I couldn’t tell if she was trying to convince me or herself of that. She started to get up. “If we’re going to get that drink, we should go.” I reached for her glass again, joined it with mine in one hand, and offered her an empty palm. She took it and I hoisted us both to standing. She went to move the painting back to the wall, but I beat her to it. Then, before she could ask, I had her coat held open. As she shrugged into it, I straightened her bent collar. She let out a small chuckle.
“What?”
She turned around; I was already holding her glass back out to her. “Just wondering how on earth you’re single.” We were now standing closer to each other than we’d been before. But she didn’t step back. She just considered me.
“I’m not really a one-woman kind of guy,” I said.
“You just haven’t met the right woman.”
“Well, the right woman is hard to find.”
She grinned at me. I grinned at her. We had advanced to banter. We were officially flirting. And she felt safe doing so. Because I knew she was getting married tomorrow and her fiancé was in business with me.
But she wasn’t safe.
She lifted her glass to her mouth. “Maybe we could help you find her.”

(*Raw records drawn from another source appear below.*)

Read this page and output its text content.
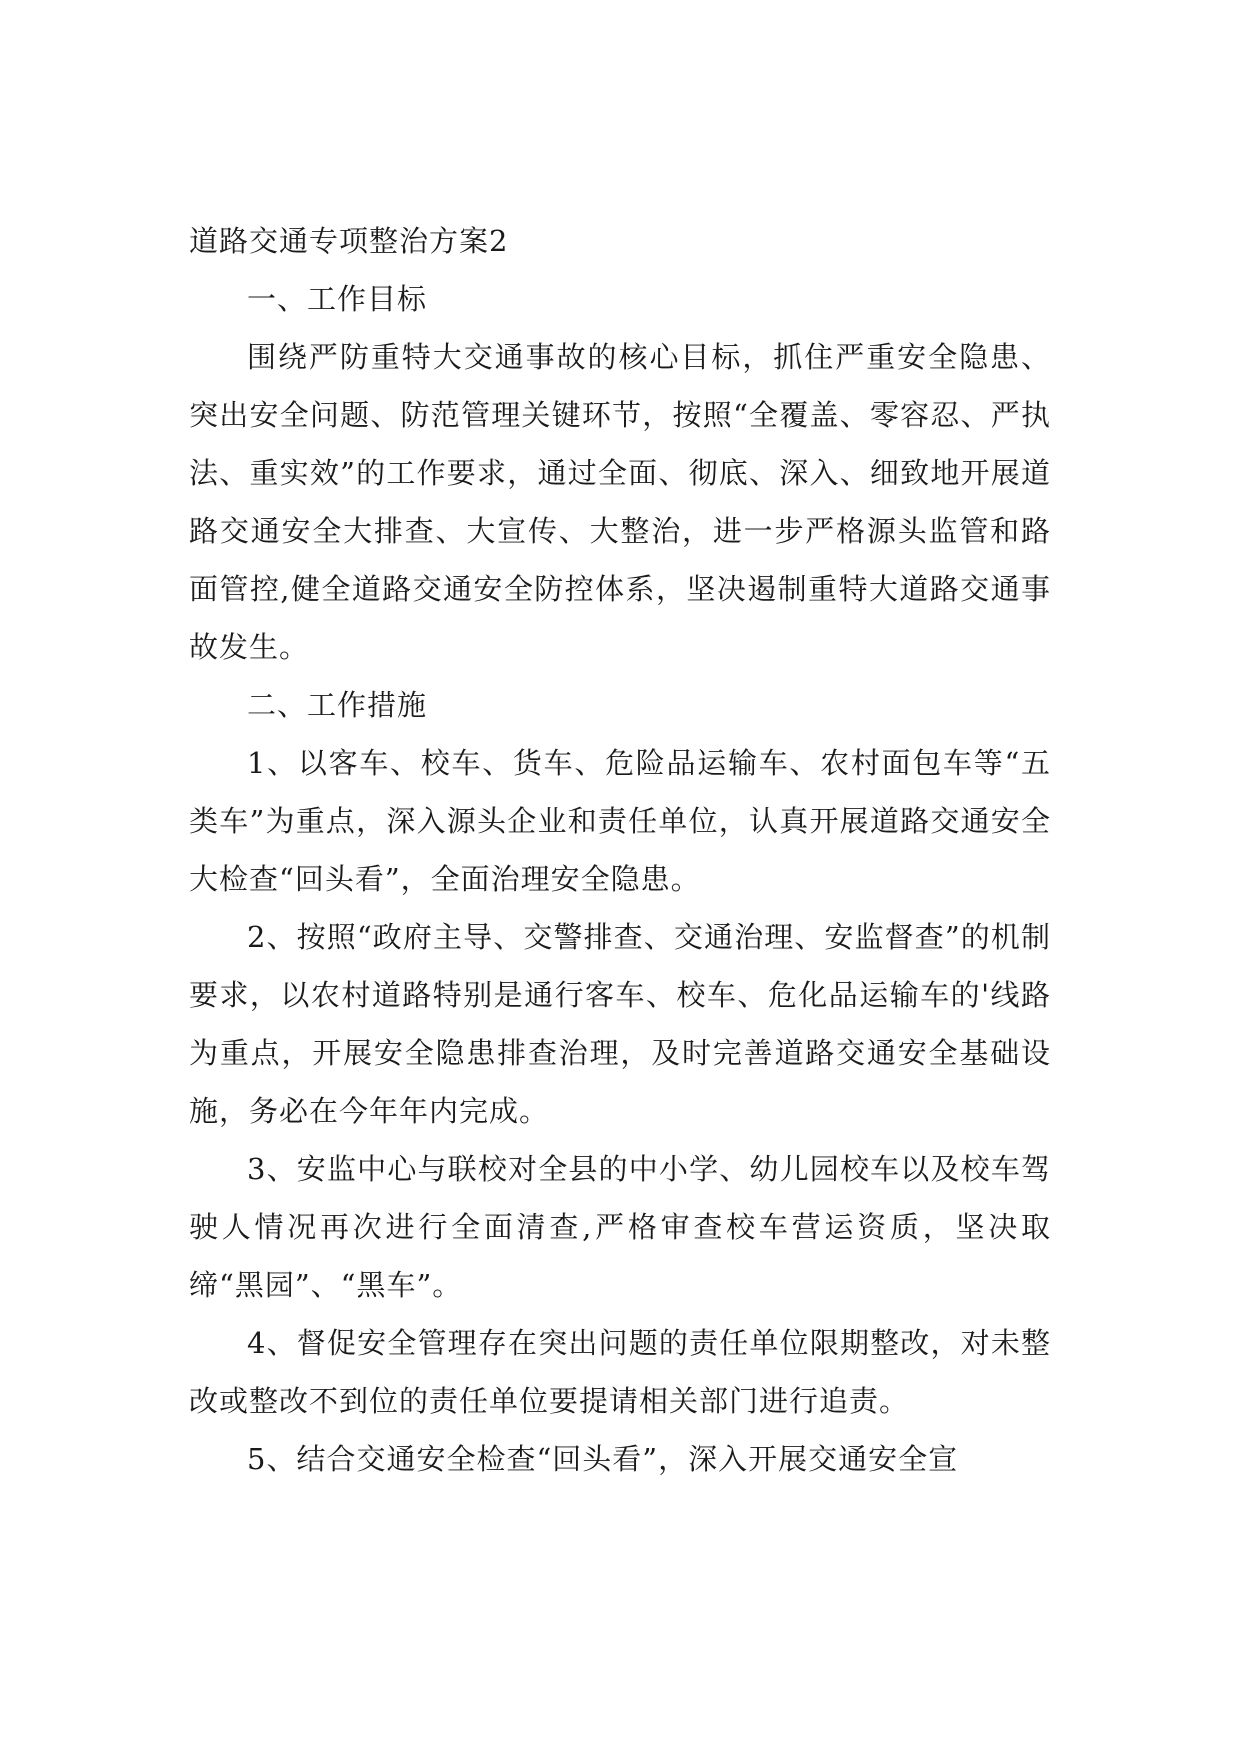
道路交通专项整治方案2

一、工作目标

围绕严防重特大交通事故的核心目标，抓住严重安全隐患、突出安全问题、防范管理关键环节，按照“全覆盖、零容忍、严执法、重实效”的工作要求，通过全面、彻底、深入、细致地开展道路交通安全大排查、大宣传、大整治，进一步严格源头监管和路面管控,健全道路交通安全防控体系，坚决遏制重特大道路交通事故发生。

二、工作措施

1、以客车、校车、货车、危险品运输车、农村面包车等“五类车”为重点，深入源头企业和责任单位，认真开展道路交通安全大检查“回头看”，全面治理安全隐患。

2、按照“政府主导、交警排查、交通治理、安监督查”的机制要求，以农村道路特别是通行客车、校车、危化品运输车的'线路为重点，开展安全隐患排查治理，及时完善道路交通安全基础设施，务必在今年年内完成。

3、安监中心与联校对全县的中小学、幼儿园校车以及校车驾驶人情况再次进行全面清查,严格审查校车营运资质，坚决取缔“黑园”、“黑车”。

4、督促安全管理存在突出问题的责任单位限期整改，对未整改或整改不到位的责任单位要提请相关部门进行追责。

5、结合交通安全检查“回头看”，深入开展交通安全宣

“Thanks, but…” I let my gaze linger on her. “I think it might be too late.”
“Too late? How old are you?”
“Twenty-seven, but that’s not what I meant. Why? How old are you?”
“Same.” She sounded like she might stick her tongue out at me and say na-na-na-na-na-na.
I tipped my chin down. “Twenty-seven and you’re never gonna see another man’s twig and berries for the rest of your life.”
She guffawed. It was a deliciously loud burst. “Twenty-seven and you call it ‘twig and berries,’ are you serious? God.” I may as well have been tickling her. Her hand went to her giggling mouth and her enormous ring nearly blinded me under the fluorescents. “It’s like reverse dog years for men. Twenty-seven for me is forty; twenty-seven for you is twelve.”
“Oh, so that’s why you like older men.”
“I don’t like older men.”
“You just marry them?”
“He’s forty-two. That’s eighteen in dog years.”
“Cradle-robber. So what do you like, then? The money?”
“I like Richard! Why does it have to be about anything else?”
There was a part of me that wanted to expose him for who he really was, but that wasn’t why I was here. I had to keep reminding myself of that. “It doesn’t. I get it. He must be quite the man to win a woman like you.”
“Stop it.”
“I’m serious. He’s a lucky man.”
She was getting embarrassed. “Can I tell you something?”
She was also getting brave. I loved this contradiction. “Anything.”